Tuesday, July 31, 2012

Foster the People

Last weekend, I spent time with an old friend who's the founder of a successful and growing primarily online specialty retailer with a smaller brick & mortar footprint.

After an evening of paddle-boarding around a peaceful bay in Puget Sound, we rustled up some dinner,  cracked open a bottle of plonk, and animated conversations ensued.

With the inevitable catching up on how everyone was doing out of the way, the topic turned to retail and specifically Amazon's recent foray into outdoor sports (the same space my friend works in). When asked if he was concerned about this development, my friend responded that, in his opinion, any retailer, whether they're online or offline, that hasn't gone to the trouble of building a community around their brand will die since there is no point of differentiation.

Rather than fret about Amazon's encroachment into his space, he's betting that they'll clean it up and at one end of the spectrum, you'll have Amazon - the online behemoth vending outdoor equipment, and at the other end of the spectrum you'll have companies like his that have spent years building a brand that's 100% focused on a community of action sports enthusiasts. Everyone else who sits in the middle - neither an absolute lowest-cost provider nor a brand that people care about will be gone.

I should point out that his assertion that people care about the experiential aspect of buying products does not come at the expense of eschewing the benefit of analytics. Rather, analytical prowess for any retailer is just table stakes these days. If you don't have that competency you don't exist. Simple as that.

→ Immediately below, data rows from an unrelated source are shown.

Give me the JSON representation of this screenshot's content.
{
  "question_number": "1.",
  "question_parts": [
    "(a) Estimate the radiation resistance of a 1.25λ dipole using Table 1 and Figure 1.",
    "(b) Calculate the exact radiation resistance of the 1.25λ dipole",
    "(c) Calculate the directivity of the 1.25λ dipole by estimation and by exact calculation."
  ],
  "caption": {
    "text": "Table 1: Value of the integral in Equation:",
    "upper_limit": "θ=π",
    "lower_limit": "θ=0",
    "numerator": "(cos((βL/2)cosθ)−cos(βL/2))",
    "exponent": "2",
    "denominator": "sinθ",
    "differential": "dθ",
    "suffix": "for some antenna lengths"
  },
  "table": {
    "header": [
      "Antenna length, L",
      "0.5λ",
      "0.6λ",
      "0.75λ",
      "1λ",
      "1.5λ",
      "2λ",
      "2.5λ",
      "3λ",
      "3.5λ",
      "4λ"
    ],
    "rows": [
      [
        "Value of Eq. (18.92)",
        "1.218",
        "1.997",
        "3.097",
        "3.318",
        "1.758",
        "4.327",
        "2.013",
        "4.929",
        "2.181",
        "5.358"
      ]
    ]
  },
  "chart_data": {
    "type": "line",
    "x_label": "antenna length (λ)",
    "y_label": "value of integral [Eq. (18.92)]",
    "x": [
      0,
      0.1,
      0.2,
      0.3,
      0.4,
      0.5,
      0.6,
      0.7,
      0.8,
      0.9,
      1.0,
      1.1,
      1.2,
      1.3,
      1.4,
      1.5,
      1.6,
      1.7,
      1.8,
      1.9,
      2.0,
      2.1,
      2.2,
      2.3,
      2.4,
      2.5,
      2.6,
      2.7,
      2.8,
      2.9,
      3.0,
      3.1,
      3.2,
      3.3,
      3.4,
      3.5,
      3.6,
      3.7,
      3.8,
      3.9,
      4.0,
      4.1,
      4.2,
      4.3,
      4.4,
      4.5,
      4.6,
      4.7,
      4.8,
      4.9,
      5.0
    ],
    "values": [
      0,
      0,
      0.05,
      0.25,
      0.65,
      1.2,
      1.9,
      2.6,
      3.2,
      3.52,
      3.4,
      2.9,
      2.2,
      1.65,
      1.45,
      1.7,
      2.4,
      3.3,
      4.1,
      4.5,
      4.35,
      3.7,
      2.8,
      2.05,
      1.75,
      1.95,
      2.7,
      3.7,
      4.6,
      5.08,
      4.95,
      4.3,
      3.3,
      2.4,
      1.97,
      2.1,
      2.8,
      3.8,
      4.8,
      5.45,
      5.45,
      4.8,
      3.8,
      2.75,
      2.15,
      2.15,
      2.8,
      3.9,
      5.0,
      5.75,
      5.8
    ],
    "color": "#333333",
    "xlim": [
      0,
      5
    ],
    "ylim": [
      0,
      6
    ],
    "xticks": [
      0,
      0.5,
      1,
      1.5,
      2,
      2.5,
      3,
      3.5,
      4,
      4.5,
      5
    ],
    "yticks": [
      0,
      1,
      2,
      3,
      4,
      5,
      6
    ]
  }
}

What we both agree though is that unless you're Walmart or Amazon, your point of differentiation has to center around your customers or users. So many retailers these days are struggling because they want to compete on price, they want to compete on local assortment, they want to compete on analytics, etc. The list goes on and on. In the end, they lose on all fronts against more disciplined competitors.

Coming back to tech - the parallels are just as relevant for us as we build the Härnu brand. That algorithms will automate more of our lives is inevitable. Their utility in helping to remove friction is tremendous. However, while the chorus of geeks imagining a fully-automated world surrounded by contextually relevant data cues grows daily, I instead imagine something a bit more nuanced - a world where dispassionate algorithms give us what they've been programmed to think we want in some situations, and in other situations we'll seek out the messy, irrational, and fun experience of human-led interactions.